The ministry said several steps have been taken to train tax officers to tackle the complex world of cryptocurrency assets. “Training programs, specialised workshops, Chintan Shivirs (deliberation camps) and hands-on workshops are regularly conducted… Officers and officials are also imparted short term training on digital forensics, in partnership with National Forensic Science University (NFSU), Goa,” Chaudhary stated. Elsewhere, workshops also focus on blockchain analysis, legal frameworks, and the handling of digital evidence.
However, with rapidly evolving crypto tools and techniques, the effectiveness of these training programmes with respect to global best practices and compliance standards remains questionable.
Elsewhere, questions around regulation and enforcement persist beyond tax compliance. Even as the Government tightens post-facto scrutiny of domestic cryptocurrency transactions, concerns linger around the growing use of offshore cryptocurrency platforms by Indian users. For context, these platforms often fall outside the domestic regulatory purview, raising risks related to money laundering, tax evasion, and investor protection.
Crackdown on Illegal Offshore Platforms Still Evolving
A December 2024 report by the Esya Centre, a New Delhi-based technology policy think tank, flagged the scale of this offshore activity. It found that between December 2023 and October 2024 alone, Indian users transacted over Rs 2.63 lakh crore on offshore crypto platforms, transactions that should have generated about Rs 2,634 crore in TDS under Indian law. The report estimated that uncollected TDS from such platforms since July 2022 could already exceed Rs 6,000 crore, and over the next five years this figure may rise above Rs 17,000 crore if regulatory enforcement remains weak.

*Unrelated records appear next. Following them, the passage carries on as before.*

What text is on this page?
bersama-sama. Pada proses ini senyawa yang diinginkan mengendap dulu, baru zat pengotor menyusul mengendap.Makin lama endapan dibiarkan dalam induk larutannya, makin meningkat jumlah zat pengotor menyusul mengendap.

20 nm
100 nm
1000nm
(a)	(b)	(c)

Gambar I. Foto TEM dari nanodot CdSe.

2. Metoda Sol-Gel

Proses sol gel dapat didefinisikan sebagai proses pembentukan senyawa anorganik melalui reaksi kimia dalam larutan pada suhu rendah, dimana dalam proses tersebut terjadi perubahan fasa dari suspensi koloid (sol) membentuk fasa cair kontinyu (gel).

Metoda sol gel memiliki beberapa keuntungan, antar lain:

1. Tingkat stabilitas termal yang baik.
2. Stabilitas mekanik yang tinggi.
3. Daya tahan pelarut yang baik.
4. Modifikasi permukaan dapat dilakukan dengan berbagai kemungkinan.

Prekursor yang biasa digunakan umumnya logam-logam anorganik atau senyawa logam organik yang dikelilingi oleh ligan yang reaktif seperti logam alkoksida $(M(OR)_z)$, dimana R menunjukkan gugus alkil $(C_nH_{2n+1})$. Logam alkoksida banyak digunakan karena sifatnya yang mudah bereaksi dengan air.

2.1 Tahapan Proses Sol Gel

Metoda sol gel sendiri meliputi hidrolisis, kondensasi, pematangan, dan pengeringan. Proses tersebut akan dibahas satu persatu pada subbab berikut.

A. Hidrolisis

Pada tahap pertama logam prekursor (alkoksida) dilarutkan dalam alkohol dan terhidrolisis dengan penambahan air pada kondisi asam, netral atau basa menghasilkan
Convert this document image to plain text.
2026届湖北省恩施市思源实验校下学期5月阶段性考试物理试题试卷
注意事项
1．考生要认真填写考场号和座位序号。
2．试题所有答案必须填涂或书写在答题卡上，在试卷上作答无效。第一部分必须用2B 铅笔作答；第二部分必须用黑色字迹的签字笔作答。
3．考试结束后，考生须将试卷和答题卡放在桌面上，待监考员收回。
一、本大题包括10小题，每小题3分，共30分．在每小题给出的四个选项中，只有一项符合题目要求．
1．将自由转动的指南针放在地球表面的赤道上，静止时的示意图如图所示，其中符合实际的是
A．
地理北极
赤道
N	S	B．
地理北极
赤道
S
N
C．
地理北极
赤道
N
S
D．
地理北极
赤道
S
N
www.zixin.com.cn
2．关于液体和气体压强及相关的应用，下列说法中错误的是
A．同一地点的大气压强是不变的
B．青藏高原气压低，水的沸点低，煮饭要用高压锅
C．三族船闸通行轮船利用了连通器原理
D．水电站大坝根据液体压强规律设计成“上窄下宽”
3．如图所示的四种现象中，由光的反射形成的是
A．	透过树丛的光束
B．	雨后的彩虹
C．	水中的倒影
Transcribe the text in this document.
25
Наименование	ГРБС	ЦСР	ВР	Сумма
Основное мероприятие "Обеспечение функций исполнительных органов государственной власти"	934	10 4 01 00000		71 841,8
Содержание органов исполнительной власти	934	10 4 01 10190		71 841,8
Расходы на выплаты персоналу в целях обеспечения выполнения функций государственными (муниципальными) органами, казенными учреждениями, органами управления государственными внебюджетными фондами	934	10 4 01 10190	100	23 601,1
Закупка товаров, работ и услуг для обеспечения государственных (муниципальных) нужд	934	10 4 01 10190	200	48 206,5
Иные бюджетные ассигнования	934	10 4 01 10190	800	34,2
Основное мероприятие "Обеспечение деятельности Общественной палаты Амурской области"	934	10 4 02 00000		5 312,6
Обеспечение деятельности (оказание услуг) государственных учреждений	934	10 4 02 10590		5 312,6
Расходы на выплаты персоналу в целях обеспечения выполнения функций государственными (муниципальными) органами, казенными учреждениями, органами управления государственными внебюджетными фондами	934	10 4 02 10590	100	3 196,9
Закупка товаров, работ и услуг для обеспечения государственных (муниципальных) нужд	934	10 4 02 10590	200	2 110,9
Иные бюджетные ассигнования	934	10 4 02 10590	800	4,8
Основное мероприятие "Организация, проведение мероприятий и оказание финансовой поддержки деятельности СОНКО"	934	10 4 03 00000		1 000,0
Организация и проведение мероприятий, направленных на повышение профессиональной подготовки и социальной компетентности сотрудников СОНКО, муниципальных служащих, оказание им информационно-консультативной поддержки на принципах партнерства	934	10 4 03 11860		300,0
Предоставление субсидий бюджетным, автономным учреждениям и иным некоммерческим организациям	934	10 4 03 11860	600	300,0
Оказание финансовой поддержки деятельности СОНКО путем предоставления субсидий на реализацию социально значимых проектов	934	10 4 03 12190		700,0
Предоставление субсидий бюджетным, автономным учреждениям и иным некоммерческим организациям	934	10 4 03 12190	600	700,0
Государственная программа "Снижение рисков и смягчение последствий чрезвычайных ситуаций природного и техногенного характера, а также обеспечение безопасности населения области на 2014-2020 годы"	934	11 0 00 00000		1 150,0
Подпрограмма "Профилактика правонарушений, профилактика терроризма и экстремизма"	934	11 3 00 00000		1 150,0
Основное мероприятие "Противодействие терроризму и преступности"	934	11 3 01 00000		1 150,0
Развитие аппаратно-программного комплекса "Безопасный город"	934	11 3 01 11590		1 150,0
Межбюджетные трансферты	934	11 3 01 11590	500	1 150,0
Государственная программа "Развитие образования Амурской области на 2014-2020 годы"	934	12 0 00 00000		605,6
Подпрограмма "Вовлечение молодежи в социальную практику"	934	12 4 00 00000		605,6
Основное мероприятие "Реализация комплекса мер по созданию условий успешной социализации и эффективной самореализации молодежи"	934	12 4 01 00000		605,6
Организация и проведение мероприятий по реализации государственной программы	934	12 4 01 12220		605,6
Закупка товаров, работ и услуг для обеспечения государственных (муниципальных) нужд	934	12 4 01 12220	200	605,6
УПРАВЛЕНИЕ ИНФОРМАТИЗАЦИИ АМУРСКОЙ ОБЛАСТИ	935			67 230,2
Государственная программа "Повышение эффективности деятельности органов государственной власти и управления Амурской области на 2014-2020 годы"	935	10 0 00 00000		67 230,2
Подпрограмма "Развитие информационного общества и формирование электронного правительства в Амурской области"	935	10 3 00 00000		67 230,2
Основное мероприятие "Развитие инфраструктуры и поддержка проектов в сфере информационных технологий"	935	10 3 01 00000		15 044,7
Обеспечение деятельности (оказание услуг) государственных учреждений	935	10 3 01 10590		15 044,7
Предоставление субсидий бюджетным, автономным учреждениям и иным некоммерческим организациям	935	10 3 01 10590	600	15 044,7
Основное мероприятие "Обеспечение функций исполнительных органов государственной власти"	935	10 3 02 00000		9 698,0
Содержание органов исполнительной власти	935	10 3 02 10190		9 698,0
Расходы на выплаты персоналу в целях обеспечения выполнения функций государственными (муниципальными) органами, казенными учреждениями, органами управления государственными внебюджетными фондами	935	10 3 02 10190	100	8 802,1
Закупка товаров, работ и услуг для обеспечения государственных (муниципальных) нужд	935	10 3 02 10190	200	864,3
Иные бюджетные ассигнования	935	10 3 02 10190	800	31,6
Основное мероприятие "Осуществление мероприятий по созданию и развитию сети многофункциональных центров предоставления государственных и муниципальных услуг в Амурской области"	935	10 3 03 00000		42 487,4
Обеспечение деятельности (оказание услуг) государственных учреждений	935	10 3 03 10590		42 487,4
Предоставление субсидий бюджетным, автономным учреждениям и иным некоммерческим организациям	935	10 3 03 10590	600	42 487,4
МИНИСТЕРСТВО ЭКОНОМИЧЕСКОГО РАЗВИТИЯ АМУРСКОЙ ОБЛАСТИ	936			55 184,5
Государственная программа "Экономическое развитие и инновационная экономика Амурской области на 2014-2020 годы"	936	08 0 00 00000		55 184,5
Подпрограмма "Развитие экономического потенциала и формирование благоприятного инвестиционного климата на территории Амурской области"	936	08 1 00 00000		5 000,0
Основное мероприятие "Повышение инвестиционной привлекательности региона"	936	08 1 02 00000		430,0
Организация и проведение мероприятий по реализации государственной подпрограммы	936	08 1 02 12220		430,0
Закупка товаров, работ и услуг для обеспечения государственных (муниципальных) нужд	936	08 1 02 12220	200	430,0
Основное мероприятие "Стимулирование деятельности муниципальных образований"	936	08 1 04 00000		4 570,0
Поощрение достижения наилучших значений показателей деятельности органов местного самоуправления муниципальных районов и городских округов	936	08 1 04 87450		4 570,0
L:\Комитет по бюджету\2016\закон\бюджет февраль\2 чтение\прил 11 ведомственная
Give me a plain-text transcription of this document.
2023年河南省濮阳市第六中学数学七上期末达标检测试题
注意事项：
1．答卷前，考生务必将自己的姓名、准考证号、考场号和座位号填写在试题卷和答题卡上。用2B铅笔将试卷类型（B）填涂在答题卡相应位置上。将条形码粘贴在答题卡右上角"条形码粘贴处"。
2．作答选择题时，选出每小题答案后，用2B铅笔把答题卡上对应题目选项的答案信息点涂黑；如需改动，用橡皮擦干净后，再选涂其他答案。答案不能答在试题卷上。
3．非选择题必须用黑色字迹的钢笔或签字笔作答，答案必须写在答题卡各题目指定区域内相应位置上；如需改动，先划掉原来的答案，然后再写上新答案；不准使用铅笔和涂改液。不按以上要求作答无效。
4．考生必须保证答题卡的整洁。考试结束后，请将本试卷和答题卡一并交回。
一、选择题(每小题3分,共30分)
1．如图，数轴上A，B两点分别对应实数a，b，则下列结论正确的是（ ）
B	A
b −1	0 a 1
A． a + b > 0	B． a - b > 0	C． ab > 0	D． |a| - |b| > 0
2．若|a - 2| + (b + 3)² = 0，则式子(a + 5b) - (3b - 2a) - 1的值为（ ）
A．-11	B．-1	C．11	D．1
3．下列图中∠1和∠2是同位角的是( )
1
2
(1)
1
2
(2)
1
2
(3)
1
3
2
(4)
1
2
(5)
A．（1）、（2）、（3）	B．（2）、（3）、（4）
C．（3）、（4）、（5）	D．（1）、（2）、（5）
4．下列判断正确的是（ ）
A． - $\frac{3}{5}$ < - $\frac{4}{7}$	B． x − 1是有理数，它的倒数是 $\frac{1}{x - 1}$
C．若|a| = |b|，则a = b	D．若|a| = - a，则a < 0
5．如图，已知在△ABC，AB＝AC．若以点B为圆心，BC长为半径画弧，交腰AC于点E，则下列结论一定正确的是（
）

In a separate response tabled in Parliament the same day, the government clarified that crypto assets remain unregulated in India, and therefore, questions of legality or illegality of specific offshore platforms do not arise at present.
However, the Centre requires offshore and domestic crypto platforms catering to Indian users to register with the Financial Intelligence Unit (FIU-IND) under the Prevention of Money Laundering Act (PMLA) to address money laundering and terrorism financing risks. Notably, the FIU maintains a dynamic list of unregistered platforms.
Additionally, a 1% TDS under Section 194S of the IT Act applies to all transfers of VDAs, including those involving offshore platforms, if the income is taxable in India. The RBI, too, has issued repeated advisories warning users about the legal and financial risks of engaging with cryptocurrency entities.
While the Government has made strides in post-facto compliance and awareness campaigns, the lack of real-time systems and regulatory clarity continues to leave loopholes in India’s cryptocurrency oversight.